The American Crisis 1776

The quotes are from battlefields.org and show the importance of writers encouraging patriots to keep fighting in a very dark time. Thomas Paine, an English immigrant to America, published the following in Philadelphia while he took part in Washington’s Continental Army:  

A book cover on Thomas Paine from a museum in Boston

“THESE are the times that try men’s souls. The summer soldier and the sunshine patriot will, in this crisis, shrink from the service of their country; but he that stands by it now, deserves the love and thanks of man and woman. Tyranny, like hell, is not easily conquered; yet we have this consolation with us, that the harder the conflict, the more glorious the triumph. What we obtain too cheap, we esteem too lightly: it is dearness only that gives every thing its value. Heaven knows how to put a proper price upon its goods; and it would be strange indeed if so celestial an article as FREEDOM should not be highly rated.”

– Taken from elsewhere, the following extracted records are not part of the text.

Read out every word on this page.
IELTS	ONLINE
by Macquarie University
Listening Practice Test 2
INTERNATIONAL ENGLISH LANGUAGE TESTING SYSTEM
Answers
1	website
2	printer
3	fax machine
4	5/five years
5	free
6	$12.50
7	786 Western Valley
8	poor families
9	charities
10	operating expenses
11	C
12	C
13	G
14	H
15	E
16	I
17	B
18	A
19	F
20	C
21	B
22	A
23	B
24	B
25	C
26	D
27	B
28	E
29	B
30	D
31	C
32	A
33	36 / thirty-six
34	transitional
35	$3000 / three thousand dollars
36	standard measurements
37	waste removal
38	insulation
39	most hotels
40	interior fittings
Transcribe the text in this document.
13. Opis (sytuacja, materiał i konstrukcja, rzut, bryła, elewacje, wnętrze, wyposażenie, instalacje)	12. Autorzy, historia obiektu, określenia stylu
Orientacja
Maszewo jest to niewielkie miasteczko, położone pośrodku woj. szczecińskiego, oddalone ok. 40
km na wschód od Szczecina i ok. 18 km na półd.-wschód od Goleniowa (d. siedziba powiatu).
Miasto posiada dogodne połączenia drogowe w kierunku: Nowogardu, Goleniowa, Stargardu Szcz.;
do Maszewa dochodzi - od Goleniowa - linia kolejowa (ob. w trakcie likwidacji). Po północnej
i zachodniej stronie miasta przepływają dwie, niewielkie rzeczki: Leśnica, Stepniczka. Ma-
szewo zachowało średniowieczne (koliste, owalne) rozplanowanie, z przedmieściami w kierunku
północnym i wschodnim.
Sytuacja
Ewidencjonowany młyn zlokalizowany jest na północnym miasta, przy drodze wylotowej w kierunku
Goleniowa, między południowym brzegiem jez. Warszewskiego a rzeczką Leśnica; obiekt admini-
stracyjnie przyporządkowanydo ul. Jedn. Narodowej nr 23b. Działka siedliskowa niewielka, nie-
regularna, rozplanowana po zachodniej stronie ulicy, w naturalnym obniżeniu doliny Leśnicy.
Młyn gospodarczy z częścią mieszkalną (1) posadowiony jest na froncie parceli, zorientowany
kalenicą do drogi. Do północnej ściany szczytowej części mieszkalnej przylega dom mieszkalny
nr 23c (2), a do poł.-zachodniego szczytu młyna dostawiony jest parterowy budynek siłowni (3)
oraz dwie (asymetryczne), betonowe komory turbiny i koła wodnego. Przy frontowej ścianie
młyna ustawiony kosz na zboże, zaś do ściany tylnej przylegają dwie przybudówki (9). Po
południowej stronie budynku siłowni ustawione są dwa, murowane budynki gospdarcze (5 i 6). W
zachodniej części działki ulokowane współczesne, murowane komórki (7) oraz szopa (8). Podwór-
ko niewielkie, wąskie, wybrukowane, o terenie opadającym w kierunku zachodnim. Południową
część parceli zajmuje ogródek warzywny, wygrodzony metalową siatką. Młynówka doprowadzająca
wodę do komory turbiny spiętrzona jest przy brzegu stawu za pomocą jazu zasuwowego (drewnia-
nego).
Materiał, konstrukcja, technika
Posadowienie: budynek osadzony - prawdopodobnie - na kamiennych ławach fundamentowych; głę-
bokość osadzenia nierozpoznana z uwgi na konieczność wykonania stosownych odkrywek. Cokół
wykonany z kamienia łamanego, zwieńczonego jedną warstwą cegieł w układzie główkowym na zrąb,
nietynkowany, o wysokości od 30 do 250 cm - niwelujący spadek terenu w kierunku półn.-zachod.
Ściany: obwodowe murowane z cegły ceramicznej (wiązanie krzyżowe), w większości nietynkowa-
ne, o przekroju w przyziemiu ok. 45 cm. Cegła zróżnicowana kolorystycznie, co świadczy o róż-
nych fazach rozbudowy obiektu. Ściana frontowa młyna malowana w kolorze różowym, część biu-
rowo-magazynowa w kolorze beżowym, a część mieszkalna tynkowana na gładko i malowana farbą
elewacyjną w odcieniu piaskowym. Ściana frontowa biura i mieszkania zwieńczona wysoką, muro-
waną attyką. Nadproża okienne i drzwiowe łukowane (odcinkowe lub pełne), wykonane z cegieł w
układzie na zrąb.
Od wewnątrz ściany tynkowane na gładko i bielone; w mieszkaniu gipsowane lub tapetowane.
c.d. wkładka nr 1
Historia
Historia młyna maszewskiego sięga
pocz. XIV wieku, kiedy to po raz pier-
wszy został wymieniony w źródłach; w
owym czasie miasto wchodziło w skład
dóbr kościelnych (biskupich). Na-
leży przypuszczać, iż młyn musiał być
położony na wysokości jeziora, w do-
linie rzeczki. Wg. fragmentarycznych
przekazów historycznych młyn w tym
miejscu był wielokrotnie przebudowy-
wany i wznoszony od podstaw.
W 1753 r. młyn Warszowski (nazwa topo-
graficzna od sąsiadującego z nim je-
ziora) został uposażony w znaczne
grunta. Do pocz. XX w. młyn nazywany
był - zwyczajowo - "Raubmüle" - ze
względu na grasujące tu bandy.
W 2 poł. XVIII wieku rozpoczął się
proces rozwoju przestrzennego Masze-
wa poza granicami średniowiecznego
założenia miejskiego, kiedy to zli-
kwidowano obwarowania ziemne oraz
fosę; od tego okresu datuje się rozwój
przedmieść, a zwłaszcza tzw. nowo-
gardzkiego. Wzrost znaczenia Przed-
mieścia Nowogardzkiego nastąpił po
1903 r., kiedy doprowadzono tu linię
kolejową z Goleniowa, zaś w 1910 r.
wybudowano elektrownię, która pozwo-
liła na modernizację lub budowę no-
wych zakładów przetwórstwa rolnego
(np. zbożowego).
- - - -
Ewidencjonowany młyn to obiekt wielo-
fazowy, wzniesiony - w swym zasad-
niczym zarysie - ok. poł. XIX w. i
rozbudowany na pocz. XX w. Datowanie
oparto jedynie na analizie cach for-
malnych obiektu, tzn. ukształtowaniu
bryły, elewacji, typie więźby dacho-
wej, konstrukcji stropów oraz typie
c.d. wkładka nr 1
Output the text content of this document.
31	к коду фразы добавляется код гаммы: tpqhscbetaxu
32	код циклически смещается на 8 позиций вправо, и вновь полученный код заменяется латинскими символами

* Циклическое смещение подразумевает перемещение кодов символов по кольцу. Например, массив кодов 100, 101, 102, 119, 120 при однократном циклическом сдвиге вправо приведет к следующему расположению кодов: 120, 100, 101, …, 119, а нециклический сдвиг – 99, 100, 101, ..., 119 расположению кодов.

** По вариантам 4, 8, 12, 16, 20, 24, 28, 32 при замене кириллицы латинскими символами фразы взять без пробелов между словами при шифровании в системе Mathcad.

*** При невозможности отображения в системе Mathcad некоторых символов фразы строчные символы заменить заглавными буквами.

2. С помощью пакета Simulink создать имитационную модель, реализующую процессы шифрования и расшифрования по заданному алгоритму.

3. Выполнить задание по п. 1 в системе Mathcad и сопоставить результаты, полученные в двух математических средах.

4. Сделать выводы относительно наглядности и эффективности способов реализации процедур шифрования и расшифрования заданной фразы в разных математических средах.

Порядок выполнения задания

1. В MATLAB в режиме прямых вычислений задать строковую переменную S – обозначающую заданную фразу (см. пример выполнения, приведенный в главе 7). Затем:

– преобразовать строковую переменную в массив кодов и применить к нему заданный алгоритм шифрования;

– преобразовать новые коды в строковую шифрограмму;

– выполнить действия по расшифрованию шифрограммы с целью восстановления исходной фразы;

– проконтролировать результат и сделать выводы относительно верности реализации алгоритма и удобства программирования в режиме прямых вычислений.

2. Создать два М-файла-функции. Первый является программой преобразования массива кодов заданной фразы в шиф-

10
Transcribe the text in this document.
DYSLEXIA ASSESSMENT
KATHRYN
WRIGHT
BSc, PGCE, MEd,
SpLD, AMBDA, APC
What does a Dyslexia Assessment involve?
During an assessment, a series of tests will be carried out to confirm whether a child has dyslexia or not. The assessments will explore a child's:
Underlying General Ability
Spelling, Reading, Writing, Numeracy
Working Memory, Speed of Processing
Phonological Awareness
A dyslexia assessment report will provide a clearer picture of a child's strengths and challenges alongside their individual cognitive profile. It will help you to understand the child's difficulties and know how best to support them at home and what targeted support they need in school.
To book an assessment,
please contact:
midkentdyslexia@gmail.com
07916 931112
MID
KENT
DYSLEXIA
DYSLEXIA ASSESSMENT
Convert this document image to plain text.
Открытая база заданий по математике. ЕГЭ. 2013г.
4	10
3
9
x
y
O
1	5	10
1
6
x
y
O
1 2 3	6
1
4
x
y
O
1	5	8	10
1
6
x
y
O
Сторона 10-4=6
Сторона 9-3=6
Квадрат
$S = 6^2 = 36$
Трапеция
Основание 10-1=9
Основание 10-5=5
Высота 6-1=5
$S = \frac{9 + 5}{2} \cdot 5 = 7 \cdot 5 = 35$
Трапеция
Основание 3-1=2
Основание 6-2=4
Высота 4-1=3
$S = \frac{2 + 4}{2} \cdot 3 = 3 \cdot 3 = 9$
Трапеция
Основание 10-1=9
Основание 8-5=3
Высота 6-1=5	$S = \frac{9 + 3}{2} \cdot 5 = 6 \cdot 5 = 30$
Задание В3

On the night of December 25th, as Washington prepared to make a strike on Trenton, he ordered that Paine’s words be read to the entire army as a reminder of the importance of their task.

“I call not upon a few, but upon all: not on this state or that state, but on every state: up and help us; lay your shoulders to the wheel; better have too much force than too little, when so great an object is at stake. Let it be told to the future world, that in the depth of winter, when nothing but hope and virtue could survive, that the city and the country, alarmed at one common danger, came forth to meet and to repulse it.”

Their resolve renewed, the battered but not broken Continental Army went back on the offensive. The “Ten Crucial Days” that followed saw Washington and his men victorious at Trenton and Princeton, forcing the Howe to abandon much of New Jersey.